October 6 to October 29, 2017
Station Independent Projects
138 Eldridge Street, New York
I am pleased to present “Bill Durgin: Figure As Ground” at Station Independent Projects. Durgin is an accomplished artist worthy of a solo exhibition which I felt would be best served in this venue. For several years Durgin has been developing a visually challenging body of work that engages the viewer with the formal grounding of a central image—in most cases the body, or a surrogate--within a field of perception that is both visceral and ephemeral. The active aesthetic of Bill Durgin’s current work has to do with absence, or with looking askance from a central figure that draws the eye. In the past, his work dealt with an elliptical, nearly surgical, erasure of body parts, or at the least consideration, an erasure of the modes of perspective that allow us to see a body as whole.

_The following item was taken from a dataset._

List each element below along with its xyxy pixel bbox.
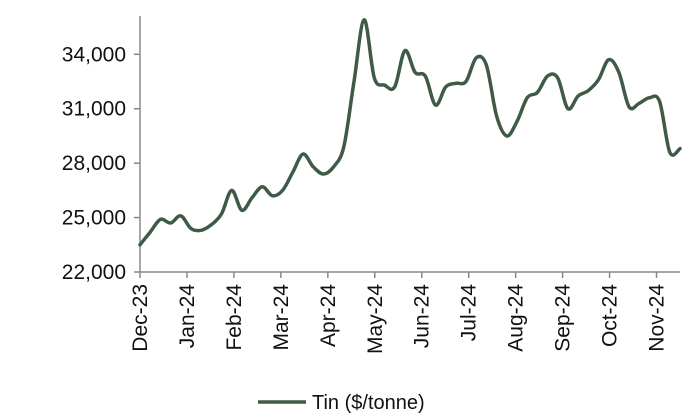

This runs directly against the convention that photographs are meant as documents, and that the dimensional and narrative aspects of any given photograph are the real subject matter. Of course, every aesthetic has its own legacy, and the one Durgin shows his affinity to dates back to Modernist innovators such as Man Ray and Hans Bellmer. There is a merging of times past, present, and to come, an alternation of the perception of what constitutes a story; there is, ultimately, the creation of an icon. His current work is progressively subtle, pulling away from the viscerality of past work. It is obsessed with the grounding of the figure, or any form disposed as such, into a variable field of perception. Aesthetic appreciation is torn from its origin in lust and is commingled with the visual fold of a mutable and highly charged space where the eye is challenged to define what is both real and beautiful.